Bu etrafta hayata emirler yağdırmak değildir. Ne talimatlar vermektir ne de yalvarmaktır. Bilgelik kokan bir şeydir. Başka bir açıdan bakmaktır. Tüm dünyayı değiştiren farklı bir pozisyondan bakmaktır. Durumun değişmesini talep etmektir. Onu esir de almazsınız. Suları yatıştırınız. Suya ekmek parçaları atıyorsunuz. Ve fırsatçı ördekler gelip ekmeği yiyeceklerdir ve sular sakinleşmiştir.
Yapmacık değildir. Bir durumdan faydalanmaya çalışmıyorsunuz. Değişimini sağlamak için arayış içindesiniz. Çevirmeye çalışıyorsunuz ve bakış açınızın ayarını değiştirmek için bir kaleydoskopu çevirmek misali değiştiriyorsunuz. Mevcut bakış açınızdaki en ufak bir değişiklik gördüklerinizde büyük değişimlere neden olacaktır.
Birliğin ortasında, bölünmenin geldiği ters yönlü bir mucizedir bu. Yüzeylerine vurarak zorlukları değiştirmezsiniz. Kesinlikle, bu yeterince denenmiştir. Tekrar savaşlar yapılmıştır, peki ne işe yaramıştır? Savaşı teskin etmek için, kendinizi barış masasına oturtursunuz. Bu kahramanca bir harekettir. Geri çekilmek değildir. Sadece kısa bir süre için bu durumdan uzak durmuş olursunuz. Sadece biraz ara vermektir.
Bir zorluktan biraz uzaklaşırsınız ki onun yerinde sağlamlaşmasına izin vermezsiniz. Yumruğunuzu sıkmayı bırakırsınız. Sandalyenizin yerini değiştirirsiniz ve sessizce başka bir sandalyeye oturursunuz. Ateşi harlamazsınız veya da yangın çıkarmazsınız, çünkü bunun acil bir durum olmadığını bilirsiniz. Size daha önce acil gibi görünmüştü. Tüm görecelik alemi size aciliyeti varmış gibi göründü. Aciliyet fikri zaman kavramından gelmektedir. Ve sizin yaptığınız da bir süre için zamandan dışarı adım atmaktır.
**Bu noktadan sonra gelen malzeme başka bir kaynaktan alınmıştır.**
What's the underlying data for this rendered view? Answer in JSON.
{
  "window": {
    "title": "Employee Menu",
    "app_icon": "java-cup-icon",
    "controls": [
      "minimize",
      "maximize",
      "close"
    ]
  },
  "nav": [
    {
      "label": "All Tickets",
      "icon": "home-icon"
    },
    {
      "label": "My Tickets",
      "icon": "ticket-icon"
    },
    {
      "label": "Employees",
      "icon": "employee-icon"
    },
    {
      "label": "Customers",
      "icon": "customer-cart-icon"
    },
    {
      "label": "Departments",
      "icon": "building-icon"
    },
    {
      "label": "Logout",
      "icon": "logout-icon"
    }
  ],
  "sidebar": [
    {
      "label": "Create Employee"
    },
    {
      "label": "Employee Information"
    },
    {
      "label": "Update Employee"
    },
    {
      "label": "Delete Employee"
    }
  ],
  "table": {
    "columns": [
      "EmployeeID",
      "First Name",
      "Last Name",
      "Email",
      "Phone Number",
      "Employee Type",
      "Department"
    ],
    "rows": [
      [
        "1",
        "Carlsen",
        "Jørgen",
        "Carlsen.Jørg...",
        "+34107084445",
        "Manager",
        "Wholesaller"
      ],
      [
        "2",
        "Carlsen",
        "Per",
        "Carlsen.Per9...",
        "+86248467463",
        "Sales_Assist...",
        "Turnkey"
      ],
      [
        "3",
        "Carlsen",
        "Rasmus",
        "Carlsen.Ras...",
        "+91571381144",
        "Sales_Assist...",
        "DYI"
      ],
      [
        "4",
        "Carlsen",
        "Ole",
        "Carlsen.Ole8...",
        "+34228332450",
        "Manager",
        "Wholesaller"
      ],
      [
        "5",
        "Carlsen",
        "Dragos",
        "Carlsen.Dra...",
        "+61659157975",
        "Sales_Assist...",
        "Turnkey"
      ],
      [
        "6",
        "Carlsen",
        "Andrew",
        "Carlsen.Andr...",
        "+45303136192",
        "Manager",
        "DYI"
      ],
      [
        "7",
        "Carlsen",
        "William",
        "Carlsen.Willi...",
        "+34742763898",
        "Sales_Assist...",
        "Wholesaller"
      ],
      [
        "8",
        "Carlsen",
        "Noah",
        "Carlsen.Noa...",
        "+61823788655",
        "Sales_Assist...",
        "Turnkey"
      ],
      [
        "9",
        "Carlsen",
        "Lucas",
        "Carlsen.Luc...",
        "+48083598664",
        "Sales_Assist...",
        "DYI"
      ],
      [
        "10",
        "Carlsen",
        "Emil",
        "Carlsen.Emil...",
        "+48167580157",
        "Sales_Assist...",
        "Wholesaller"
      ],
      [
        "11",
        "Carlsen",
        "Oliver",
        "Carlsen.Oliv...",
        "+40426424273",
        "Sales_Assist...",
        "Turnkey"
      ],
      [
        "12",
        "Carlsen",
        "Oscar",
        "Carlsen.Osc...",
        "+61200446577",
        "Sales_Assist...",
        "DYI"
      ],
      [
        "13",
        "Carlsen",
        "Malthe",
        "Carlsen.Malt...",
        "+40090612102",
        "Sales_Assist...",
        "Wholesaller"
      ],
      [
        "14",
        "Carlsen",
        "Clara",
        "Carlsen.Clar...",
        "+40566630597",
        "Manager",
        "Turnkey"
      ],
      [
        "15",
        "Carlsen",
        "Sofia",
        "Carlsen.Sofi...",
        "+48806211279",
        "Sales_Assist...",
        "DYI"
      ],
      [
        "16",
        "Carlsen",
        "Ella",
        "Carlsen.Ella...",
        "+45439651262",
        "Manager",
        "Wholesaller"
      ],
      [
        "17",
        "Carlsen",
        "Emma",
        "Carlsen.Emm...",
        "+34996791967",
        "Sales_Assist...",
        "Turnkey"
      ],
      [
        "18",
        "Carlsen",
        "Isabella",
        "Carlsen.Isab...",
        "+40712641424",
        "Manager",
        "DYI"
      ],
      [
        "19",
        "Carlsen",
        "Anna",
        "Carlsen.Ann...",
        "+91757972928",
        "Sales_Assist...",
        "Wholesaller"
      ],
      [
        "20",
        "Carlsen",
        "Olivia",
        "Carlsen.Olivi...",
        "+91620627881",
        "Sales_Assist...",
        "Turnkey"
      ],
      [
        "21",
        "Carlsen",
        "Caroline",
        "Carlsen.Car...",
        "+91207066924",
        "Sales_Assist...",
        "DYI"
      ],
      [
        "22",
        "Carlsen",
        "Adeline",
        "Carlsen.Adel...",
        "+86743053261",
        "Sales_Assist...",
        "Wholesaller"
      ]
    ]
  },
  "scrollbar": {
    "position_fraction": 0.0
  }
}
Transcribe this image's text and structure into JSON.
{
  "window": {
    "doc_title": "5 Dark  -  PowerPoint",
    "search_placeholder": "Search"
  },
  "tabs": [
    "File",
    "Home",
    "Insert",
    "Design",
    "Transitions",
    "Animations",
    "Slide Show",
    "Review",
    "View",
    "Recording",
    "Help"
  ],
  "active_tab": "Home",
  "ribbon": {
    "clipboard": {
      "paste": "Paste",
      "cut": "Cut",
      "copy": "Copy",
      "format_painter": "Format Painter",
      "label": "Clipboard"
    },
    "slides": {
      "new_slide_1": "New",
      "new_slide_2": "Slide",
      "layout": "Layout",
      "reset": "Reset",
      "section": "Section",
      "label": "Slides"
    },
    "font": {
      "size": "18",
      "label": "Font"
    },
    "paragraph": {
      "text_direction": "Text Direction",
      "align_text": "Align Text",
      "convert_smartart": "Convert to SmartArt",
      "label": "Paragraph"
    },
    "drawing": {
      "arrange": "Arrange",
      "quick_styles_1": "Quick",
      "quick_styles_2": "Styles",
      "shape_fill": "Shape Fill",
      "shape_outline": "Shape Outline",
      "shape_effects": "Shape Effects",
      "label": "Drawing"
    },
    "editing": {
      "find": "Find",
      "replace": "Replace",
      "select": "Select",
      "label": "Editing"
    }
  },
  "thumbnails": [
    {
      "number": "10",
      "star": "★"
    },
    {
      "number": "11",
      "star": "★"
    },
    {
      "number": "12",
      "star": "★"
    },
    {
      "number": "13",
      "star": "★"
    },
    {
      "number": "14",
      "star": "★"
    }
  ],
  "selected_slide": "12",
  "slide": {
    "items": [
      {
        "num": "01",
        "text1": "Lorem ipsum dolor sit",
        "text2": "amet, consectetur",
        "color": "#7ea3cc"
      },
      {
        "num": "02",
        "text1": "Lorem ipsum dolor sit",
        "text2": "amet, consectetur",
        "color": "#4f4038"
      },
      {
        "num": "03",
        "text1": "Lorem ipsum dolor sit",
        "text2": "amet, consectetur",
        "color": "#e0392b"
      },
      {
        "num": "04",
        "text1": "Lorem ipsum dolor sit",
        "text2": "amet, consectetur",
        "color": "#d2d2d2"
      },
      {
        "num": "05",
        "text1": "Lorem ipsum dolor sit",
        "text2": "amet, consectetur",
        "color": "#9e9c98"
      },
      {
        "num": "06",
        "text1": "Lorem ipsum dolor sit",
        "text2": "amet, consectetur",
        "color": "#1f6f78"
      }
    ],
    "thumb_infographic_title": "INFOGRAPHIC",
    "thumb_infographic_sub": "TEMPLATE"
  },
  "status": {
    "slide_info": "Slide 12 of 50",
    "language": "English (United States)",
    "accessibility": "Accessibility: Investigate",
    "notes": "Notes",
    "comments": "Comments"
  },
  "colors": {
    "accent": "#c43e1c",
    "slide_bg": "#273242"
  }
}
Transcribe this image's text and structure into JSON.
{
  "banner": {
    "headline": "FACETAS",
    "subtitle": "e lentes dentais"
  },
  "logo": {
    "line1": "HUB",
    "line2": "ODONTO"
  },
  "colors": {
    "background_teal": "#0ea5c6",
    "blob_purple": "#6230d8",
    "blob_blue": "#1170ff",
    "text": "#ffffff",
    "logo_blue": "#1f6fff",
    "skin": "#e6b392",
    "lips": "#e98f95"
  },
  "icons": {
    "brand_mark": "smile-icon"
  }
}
Bir süre için, düzeltmeniz gereken hiçbir şey yok. Yaşamın değiştirilebilen parçaları rahatça siz İngiliz anahtarınızı kullanmadan yer değiştiriyor. Düşüncelerinizi susturmak, dişlileri yağlamak gibidir ve böylece düzgün ve sessizce çalışabilirler. Her değişimin sessiz bir zamanı vardır. Veya buna gebelik dönemi diyebilirsiniz. Bir bitkinin büyümesini istiyorsanız köklerinden sökmemeniz gerektiğini bilirsiniz. Dallarında çiçeklerin açmasını istediğiniz bir ağacın dallarını budamamanız gerektiğini bilirsiniz.
Kendiniz ya da başkaları için bir durumun tüm adaletsizliğini deşip yinelemezsiniz. Haklı ya da haksız olduğunuzu kanıtlamak zorunda değilsiniz. Hiçbir şey kanıtlamak zorunda değilsiniz. Bir süreliğine kendi haline bırakmalısınız. Kendinizi kasmayı bırakın. Ve böylece bölünmenin olduğu yere kutsama gönderirsiniz, ve bu şekilde acıyı salıverirsiniz, durumu salıverirsiniz. Bir durumu salıverirseniz, Benden başka nereye gider ki?
__________________ Nasıl nefes alacağınızı düşünmezsiniz, sadece nefes alırsınız. Dış koşulları yaratan içimdeki parçamı iyileştirmesi için, sevginin ruhunu yardıma çağırdım.
Hayatındaki herhangi bir şeyi değiştirmek istediğinde bakacağın tek bir yer var: kendi için.
“İçine baktığında, bunu sevgiyle yap.”